Norton, at 31, will be about 212 for Ali this time under a different trainer, Bill Slayton, once a semi-pro linebacker. Asked where he would use the 6'3" Norton (once a very good wingback) on a football team, Slayton said, "I'd make him a flanker. He's got great speed. He doesn't like to block or hit. You can see that." Slayton hints that Norton will use his jab a lot more and that there will be a solution—not a pretty one—if Ali tries to hold his fighter by the back of his head. " Ali doesn't like a jab, never has," says Slayton. "He gets worried about his face. I hope Ken can cut him early, get him thinkin' about his face." Slayton adds that the Stander and Middleton fights were tune-ups, and that they were not the type of opponents that bring out the best in Norton. "He either respects a guy or under-respects him," Slayton says. "It's a mental thing he's got. It's all mental with him in the ring."
Ali trains a few miles away at the Concord Hotel. His camp is a bit more tranquil than usual. Because he was annoyed with the crowd around him in his camp in Michigan, Ali did his preliminary work in the vast desert quiet of Show Low, with only a few aides and his latest health guru, the comedian Dick Gregory, on hand. This atmosphere seems to have been brought from Show' Low to the Concord. Gregory has set up a special health room for Ali, with $600 blenders, baskets of carrots and fruit and every vitamin and mystical concoction known to man. "Hurry up! Hurry!" Gregory yells to the man at the blender. "The champ's ready for his carrot juice."

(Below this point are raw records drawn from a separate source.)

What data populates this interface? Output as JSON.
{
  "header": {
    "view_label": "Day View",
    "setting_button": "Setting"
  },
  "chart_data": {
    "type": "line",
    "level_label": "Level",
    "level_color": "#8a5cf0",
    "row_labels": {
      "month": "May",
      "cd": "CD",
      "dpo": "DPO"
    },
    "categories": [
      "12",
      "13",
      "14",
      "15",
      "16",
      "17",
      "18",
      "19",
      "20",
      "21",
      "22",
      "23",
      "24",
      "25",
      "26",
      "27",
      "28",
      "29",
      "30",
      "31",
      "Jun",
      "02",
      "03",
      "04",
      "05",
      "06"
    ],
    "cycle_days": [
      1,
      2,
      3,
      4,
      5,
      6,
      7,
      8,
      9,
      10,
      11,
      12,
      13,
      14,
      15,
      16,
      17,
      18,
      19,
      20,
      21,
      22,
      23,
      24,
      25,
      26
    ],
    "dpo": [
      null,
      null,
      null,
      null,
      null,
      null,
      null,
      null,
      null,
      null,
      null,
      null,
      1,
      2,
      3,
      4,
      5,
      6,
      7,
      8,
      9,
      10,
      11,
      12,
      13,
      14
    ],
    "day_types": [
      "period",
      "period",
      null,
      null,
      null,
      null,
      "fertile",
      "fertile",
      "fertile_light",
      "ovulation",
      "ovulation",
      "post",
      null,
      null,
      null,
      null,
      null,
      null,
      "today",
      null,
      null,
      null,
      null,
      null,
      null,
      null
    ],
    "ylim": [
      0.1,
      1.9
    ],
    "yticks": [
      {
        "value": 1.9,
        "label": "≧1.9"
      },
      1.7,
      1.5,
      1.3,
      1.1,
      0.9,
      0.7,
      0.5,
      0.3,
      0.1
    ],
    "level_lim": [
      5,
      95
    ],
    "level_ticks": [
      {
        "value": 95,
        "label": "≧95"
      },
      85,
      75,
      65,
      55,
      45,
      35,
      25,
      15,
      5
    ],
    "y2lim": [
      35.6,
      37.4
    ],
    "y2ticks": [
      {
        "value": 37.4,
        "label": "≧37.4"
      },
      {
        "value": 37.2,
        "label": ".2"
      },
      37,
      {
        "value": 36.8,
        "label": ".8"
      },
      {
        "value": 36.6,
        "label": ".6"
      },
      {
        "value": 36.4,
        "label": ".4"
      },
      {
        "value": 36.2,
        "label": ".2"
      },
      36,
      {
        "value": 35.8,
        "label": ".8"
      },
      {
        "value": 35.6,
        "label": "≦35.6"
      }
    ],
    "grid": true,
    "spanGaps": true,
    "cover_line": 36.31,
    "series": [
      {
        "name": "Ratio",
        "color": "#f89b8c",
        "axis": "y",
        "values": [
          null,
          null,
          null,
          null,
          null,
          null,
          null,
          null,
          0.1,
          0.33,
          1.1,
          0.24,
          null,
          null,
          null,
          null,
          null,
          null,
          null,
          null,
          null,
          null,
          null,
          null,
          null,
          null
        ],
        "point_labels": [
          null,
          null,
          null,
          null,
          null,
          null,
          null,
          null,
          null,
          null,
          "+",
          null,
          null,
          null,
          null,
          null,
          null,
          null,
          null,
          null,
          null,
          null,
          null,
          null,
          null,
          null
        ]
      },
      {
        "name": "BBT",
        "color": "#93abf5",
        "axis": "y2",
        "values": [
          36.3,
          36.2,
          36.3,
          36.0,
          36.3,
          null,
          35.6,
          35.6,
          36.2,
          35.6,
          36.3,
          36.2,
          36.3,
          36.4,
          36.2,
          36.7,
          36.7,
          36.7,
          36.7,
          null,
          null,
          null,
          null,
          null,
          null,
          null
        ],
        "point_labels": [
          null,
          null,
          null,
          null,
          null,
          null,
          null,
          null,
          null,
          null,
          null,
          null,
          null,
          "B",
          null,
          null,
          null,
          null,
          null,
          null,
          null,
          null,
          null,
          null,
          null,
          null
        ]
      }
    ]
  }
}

Ali does not say much about the two fights with Norton, but the party line goes like this: The first fight can be dismissed because, next to his attitude toward Jimmy Young and his preparation for that match, Ali has never been more contemptuous of an opponent or in worse condition; even on the morning before the fight he was romantically distracted. Erase also the second bout. Ali prepared well for this one: running hard, chopping down trees, drawing his strength from them, he said. The trouble was that he could not punch, could not keep Norton off because of his chronically sore hands, and besides he was worried about his jaw—whether it would hold up or not. "I boxed the last eight rounds of that fight with open gloves," says Ali. "Now my hands are like steel. I'm gonna blow him outta there! Can't have a man bein' champion who walks 'round like he did in that movie." He was alluding to Norton's highly sexual role in the plantation film called Drum.